Developer Blog
Overview
Dask is a flexible open source parallel computation framework that lets you comfortably scale up and scale out your analytics. If you’re running into memory issues, storage limitations, or CPU boundaries on a single machine when using Pandas, NumPy, or other computations with Python, Dask can help you scale up on all of the cores on a single machine, or scale out on all of the cores and memory across your cluster.
Dask enables distributed computing in pure Python and complements the existing numerical and scientific computing capability within Anaconda. Dask works well on a single machine to make use of all of the cores on your laptop and process larger-than-memory data, and it scales up resiliently and elastically on clusters with hundreds of nodes.
Dask works natively from Python with data in different formats and storage systems, including the Hadoop Distributed File System (HDFS) and Amazon S3. Anaconda and Dask can work with your existing enterprise Hadoop distribution, including Cloudera CDH and Hortonworks HDP.
In this post, we’ll show you how you can use Anaconda with Dask for distributed computations and workflows, including distributed dataframes, arrays, text processing, and custom parallel workflows that can help you make the most of Anaconda and Dask on your cluster. We’ll work with Anaconda and Dask interactively from the Jupyter Notebook while the heavy computations are running on the cluster.
Installing Anaconda and Dask on your Hadoop or High Performance Computing (HPC) Cluster
There are many different ways to get started with Anaconda and Dask on your Hadoop or HPC cluster, including manual setup via SSH; by integrating with resource managers such as YARN, SGE, or Slurm; launching instances on Amazon EC2; or by using the enterprise-ready Anaconda for cluster management.

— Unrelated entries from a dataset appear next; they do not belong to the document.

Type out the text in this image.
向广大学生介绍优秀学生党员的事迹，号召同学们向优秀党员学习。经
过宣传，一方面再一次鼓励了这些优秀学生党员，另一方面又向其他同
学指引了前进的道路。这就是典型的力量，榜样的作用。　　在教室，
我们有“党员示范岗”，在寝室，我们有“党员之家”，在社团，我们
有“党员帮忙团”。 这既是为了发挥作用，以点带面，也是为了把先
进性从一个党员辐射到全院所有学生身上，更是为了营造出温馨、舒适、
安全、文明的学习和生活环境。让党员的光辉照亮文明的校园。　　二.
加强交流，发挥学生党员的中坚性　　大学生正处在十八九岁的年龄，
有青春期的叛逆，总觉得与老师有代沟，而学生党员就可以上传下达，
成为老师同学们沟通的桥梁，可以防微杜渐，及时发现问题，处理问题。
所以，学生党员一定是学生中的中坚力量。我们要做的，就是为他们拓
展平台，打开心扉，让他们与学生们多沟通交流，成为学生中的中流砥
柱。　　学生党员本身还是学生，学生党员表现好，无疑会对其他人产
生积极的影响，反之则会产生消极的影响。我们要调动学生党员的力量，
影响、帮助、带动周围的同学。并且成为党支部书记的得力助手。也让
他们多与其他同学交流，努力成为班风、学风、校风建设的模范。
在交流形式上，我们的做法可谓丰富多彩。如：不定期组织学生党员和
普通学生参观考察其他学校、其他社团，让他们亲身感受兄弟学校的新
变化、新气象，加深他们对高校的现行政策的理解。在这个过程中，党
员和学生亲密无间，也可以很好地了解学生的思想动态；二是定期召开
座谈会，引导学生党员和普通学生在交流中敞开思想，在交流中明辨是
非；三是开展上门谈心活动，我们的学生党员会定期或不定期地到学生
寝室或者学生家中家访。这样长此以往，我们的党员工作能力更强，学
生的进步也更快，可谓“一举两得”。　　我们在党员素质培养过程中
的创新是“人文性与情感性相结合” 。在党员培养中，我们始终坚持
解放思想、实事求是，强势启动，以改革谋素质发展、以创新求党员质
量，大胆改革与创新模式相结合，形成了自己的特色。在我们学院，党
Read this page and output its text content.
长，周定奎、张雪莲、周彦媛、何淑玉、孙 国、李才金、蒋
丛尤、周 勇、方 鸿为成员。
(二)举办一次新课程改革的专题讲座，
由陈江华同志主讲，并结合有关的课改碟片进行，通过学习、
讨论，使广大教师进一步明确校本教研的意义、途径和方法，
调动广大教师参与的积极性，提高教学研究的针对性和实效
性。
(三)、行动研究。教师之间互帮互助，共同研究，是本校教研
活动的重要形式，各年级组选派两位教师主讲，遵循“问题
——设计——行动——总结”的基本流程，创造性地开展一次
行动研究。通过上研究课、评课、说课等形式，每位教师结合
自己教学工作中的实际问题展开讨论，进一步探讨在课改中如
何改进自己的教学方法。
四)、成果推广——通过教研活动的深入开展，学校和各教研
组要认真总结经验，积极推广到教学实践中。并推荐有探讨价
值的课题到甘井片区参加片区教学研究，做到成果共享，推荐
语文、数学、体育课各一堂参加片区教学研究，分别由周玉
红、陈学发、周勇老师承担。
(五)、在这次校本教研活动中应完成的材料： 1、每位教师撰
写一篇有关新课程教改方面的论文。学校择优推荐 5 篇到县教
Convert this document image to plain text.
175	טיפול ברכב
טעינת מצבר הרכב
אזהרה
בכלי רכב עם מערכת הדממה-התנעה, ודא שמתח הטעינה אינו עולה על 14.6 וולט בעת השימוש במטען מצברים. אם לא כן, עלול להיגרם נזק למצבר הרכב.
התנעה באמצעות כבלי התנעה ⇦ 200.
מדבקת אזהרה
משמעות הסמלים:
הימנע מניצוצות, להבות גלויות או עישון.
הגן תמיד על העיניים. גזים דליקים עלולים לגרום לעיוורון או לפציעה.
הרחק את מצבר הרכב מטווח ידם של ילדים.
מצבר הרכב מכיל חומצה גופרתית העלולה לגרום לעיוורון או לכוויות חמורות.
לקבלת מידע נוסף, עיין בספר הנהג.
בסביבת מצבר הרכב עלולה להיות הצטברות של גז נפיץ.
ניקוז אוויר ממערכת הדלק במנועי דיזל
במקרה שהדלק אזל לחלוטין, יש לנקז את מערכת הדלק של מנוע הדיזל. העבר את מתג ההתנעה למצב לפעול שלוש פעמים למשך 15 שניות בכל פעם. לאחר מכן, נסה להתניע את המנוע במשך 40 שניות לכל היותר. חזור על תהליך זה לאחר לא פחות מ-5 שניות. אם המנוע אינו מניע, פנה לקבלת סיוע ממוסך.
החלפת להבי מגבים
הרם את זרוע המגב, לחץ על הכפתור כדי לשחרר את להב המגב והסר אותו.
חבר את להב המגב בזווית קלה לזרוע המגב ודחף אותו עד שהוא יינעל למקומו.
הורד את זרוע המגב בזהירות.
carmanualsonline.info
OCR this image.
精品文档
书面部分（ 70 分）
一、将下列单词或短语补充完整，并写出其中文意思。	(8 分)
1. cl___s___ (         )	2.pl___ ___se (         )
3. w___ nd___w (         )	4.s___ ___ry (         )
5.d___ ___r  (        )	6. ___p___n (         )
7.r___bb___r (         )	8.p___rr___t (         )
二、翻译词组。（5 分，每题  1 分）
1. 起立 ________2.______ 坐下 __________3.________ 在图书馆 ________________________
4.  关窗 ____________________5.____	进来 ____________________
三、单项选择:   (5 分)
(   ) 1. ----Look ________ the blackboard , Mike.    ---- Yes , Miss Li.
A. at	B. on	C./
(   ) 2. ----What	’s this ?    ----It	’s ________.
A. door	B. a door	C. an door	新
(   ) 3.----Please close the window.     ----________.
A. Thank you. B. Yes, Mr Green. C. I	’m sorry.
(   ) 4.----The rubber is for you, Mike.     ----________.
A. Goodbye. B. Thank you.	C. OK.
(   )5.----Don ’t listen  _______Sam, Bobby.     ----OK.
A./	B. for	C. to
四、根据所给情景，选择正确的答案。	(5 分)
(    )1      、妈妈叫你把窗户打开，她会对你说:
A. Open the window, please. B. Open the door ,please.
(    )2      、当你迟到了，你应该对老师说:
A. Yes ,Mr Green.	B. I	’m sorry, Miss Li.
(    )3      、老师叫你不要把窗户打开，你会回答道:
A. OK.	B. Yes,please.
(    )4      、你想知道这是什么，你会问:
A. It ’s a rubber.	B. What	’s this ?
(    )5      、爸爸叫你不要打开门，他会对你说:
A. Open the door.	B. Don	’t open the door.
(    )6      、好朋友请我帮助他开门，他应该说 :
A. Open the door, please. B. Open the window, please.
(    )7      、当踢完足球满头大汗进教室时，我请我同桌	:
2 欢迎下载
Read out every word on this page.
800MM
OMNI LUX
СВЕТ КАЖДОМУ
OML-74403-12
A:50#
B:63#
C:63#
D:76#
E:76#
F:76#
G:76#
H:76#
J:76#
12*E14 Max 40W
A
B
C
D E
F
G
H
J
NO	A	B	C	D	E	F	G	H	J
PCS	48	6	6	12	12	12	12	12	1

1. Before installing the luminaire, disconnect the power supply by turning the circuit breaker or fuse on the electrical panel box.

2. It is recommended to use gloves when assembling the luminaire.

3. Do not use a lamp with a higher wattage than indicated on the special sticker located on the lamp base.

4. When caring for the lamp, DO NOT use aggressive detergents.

Anaconda for cluster management makes it easy to install familiar packages from Anaconda (including NumPy, SciPy, Pandas, NLTK, scikit-learn, scikit-image, and access to 720+ more packages in Anaconda) and the Dask parallel processing framework on all of your bare-metal or cloud-based cluster nodes. You can provision centrally managed installations of Anaconda, Dask and the Jupyter notebook using two simple commands with Anaconda for cluster management:
$ acluster create dask-cluster -p dask-cluster
$ acluster install dask notebook
Additional features of Anaconda for cluster management include:
- Easily install Python and R packages across multiple cluster nodes
- Manage multiple conda environments across a cluster
- Push local conda environments to all cluster nodes
- Works on cloud-based and bare-metal clusters with existing Hadoop installations
- Remotely SSH and upload/download files to and from cluster nodes
Once you’ve installed Anaconda and Dask on your cluster, you can perform many types of distributed computations, including text processing (similar to Spark), distributed dataframes, distributed arrays, and custom parallel workflows. We’ll show some examples in the following sections.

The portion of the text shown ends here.